Fadli Zon Tanggapi Kritik atas Pernyataannya Soal Pemerkosaan Massal 1998
Menteri Kebudayaan Fadli Zon buka suara terhadap kecaman atas pernyataannya terkait pemerkosaan massal pada kerusuhan 13 hingga 14 Mei 1998.
Fadli mengatakan dirinya mengutuk berbagai perundungan dan kekerasan pada perempuan yang terjadi pada masa lalu hingga saat ini. Dia juga mengatakan pernyataannya itu tak bermaksud menihilkan penderitaan korban.
"Apa yang saya sampaikan tidak menegasikan berbagai kerugian atau pun menihilkan penderitaan korban yang terjadi dalam konteks huru-hara 13-14 Mei 1998," katanya dalam keterangan tertulis, Senin (16/6) dikutip dari Antara.
Meski demikian, menurutnya, peristiwa 13-14 Mei 1998 menimbulkan silang pendapat, termasuk soal adanya pemerkosaan massal. Bahkan, Fadli merujuk pada pemberitaan media.
"Liputan investigatif sebuah majalah terkemuka tak dapat mengungkap fakta-fakta kuat soal 'massal' ini," katanya.
Oleh sebab itu, Fadli mengatakan perlu kehati-hatian karena peristiwa tersebut menyangkut nama baik bangsa. Politikus Partai Gerindra itu mengatakan pernyataan yang dilontarkan sebelumnya juga tak bermaksud menyangkal pemerkosaan.
Ia hanya mengatakan pernyataannya tersebut untuk menekankan bahwa sejarah perlu bersandar pada fakta hukum dan bukti yang telah diuji. "Sebagaimana lazim dalam praktik historiografi. Apalagi menyangkut angka dan istilah yang masih problematik," katanya.
Menurutnya, istilah 'massal' menjadi perdebatan di kalangan akademik. Oleh sebab itu, Fadli mengatakan dirinya akan berhati-hati soal hal tersebut. "Karena data peristiwa itu tak pernah konklusif," katanya.
Pernyataan Istana
Istana Kepresidenan juga telah angkat bicara soal pernyataan Fadli Zon. Kepala Kantor Komunikasi Kepresidenan atau Presidential Communication Office (PCO), Hasan Nasbi, meminta agar publik tidak langsung membuat kesimpulan sepihak terhadap pernyataan Fadli Zon.

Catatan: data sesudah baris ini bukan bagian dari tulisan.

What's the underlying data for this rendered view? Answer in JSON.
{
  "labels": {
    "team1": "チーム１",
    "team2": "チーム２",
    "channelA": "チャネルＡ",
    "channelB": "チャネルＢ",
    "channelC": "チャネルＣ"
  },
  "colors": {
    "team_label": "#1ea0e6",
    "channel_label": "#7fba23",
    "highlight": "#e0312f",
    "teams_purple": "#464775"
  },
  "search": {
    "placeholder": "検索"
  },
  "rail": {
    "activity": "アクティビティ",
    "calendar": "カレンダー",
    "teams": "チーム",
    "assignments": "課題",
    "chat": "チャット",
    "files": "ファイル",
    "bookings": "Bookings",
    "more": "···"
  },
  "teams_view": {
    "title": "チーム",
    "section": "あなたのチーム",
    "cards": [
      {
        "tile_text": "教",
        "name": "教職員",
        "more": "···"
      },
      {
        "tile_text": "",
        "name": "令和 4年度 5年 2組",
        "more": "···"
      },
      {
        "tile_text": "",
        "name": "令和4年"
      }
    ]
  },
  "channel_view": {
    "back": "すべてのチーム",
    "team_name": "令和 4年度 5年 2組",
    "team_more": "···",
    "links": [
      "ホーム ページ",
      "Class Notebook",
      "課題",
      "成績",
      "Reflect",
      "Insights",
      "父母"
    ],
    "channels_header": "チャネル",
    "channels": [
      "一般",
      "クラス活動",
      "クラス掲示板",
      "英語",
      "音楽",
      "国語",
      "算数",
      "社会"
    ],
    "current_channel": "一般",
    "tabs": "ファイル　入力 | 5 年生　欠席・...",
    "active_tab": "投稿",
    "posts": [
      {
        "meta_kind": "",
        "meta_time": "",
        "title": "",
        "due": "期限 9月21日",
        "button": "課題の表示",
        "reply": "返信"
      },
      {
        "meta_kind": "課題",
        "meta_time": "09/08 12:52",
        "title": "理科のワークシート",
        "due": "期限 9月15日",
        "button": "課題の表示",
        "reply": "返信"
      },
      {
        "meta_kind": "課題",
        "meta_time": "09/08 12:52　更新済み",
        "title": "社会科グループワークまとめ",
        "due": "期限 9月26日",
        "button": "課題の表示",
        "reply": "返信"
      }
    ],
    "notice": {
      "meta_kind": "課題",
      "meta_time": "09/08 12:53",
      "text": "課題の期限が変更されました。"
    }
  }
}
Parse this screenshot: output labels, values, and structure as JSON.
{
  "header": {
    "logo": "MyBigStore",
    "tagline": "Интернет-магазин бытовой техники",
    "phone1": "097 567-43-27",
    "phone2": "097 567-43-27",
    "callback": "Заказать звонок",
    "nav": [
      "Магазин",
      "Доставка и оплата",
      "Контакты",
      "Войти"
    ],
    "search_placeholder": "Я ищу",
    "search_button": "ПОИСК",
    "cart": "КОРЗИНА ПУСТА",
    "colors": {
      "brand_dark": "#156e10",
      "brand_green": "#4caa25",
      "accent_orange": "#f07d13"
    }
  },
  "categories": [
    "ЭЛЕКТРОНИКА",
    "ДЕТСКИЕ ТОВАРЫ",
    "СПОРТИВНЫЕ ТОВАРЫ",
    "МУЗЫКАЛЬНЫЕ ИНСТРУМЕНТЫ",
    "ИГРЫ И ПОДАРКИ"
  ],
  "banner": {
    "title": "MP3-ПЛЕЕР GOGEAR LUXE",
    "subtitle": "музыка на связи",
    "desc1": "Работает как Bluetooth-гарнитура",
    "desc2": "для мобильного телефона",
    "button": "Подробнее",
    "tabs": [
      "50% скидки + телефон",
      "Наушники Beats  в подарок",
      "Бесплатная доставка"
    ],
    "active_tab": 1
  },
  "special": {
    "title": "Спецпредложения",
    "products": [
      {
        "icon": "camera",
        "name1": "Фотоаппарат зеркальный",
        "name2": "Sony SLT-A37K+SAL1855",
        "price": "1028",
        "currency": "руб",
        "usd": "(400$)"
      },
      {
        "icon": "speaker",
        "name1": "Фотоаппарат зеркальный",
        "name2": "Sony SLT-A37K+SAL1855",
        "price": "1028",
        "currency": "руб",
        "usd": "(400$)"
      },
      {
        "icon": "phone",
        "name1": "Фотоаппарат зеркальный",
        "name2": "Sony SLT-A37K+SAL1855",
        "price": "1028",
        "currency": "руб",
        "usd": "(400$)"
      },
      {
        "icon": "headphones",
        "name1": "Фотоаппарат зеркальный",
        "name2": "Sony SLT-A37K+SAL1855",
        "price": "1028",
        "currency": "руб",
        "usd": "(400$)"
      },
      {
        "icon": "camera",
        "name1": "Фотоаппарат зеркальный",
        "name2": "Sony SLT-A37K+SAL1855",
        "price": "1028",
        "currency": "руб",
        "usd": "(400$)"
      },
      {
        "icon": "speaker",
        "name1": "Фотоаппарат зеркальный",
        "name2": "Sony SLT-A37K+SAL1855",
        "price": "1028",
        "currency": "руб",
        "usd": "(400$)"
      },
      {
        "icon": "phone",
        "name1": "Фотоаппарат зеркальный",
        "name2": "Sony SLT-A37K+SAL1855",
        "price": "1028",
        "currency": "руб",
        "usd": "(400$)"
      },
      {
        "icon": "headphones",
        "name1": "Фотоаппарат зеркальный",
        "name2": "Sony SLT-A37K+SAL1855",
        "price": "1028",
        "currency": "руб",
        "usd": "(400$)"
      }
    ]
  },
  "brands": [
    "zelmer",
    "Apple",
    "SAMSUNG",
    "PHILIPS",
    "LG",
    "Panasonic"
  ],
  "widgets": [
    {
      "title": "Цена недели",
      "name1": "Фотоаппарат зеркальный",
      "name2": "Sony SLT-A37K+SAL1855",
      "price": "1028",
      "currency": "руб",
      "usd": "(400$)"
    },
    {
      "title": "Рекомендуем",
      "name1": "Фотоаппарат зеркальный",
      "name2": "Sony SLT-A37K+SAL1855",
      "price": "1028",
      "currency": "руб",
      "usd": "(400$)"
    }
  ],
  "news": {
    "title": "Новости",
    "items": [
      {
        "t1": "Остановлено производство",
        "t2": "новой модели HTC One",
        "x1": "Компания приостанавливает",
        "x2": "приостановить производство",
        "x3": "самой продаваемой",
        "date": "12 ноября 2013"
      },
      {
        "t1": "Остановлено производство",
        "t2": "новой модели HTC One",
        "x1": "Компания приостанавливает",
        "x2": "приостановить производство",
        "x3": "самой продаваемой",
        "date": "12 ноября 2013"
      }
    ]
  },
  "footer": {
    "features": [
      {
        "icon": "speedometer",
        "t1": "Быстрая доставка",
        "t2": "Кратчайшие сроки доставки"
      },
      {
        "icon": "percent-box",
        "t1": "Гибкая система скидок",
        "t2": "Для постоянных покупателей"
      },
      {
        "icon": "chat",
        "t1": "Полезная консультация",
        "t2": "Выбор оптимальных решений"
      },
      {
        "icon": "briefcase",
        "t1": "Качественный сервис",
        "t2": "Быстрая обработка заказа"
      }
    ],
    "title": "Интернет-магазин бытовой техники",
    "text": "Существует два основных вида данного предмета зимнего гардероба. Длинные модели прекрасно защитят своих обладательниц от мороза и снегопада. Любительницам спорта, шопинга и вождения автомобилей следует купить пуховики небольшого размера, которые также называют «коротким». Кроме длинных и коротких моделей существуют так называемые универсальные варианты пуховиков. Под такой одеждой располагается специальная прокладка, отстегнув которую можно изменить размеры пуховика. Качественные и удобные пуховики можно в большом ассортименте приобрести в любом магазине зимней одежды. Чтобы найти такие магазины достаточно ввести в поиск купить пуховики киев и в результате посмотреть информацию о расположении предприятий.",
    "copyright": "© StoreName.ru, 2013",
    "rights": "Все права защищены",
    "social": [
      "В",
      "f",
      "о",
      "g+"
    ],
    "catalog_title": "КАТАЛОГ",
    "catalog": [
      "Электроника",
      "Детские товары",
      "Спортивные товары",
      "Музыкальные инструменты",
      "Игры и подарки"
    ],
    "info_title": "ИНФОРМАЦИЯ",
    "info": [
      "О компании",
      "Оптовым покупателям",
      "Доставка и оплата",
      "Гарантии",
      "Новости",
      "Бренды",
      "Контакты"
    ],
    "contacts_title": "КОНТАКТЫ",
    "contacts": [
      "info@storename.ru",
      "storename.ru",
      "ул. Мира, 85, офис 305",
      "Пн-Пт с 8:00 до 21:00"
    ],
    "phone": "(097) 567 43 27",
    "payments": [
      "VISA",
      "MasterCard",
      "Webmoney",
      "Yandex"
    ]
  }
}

Hasan mengatakan proyek penulisan sejarah tersebut sedang disusun oleh tim sejarawan. Ia mengatakan, sejarawan yang menyusun narasi sejarah itu punya integritas dan kredibilitas mumpuni.
Hasan memastikan masyarakat tetap diberi ruang untuk ikut memeriksa dan mengkritisi rancangan narasi proyek Penulisan Sejarah Indonesia 2025 jika sudah jadi nantinya.
“Yang menulis ini para sejawaran yang kredibel dan punya kredibiliats tinggi. Mereka tentu tidak akan mengorbankan kredibilitas mereka untuk hal-hal yang tidak perlu,” kata Hasan saat menggelar konferensi pers di Kantor Komunikasi Kepresidenan, Gedung Kwartir Nasional Gerakan Pramuka pada Selasa, (6/5).
Hasan menepis kabar bahwa pemerintah tengah berupaya untuk menulis ulang sejarah melalui proyek tersebut. Ia mengatakan proyek Penulisan Sejarah Indonesia 2025 merupakan upaya untuk melengkapi narasi sejarah nasional.
“Ini bukan menulis ulang, tapi melanjutkan menulis sejarah Indonesia, karena mungkin terakhir sejarah Indonesia itu ditulis tahun 1998 tidak ditulis lagi,” ujarnya.
Dalam video wawancara berjudul 'Real Talk: Debat Panas!! Fadli Zon vs Uni Lubis Soal Revisi Buku Sejarah’ yang tayang di kanal YouTube IDN Times pada 10 Juni, Fadli Zon menyinggung soal pemerkosaan massal pada 1998.
“Ada tidak fakta keras. Betul tidak ada pemerkosaan massal? Kata siapa itu? Tidak pernah ada buktinya. Itu adalah cerita. Kalau ada (bukti), tunjukkan. Ada tidak di buku sejarah? Tidak pernah ada,” kata Fadli Zon dalam wawancara dengan Uni Lubis, yang disiarkan di YouTube pada 10 Juni.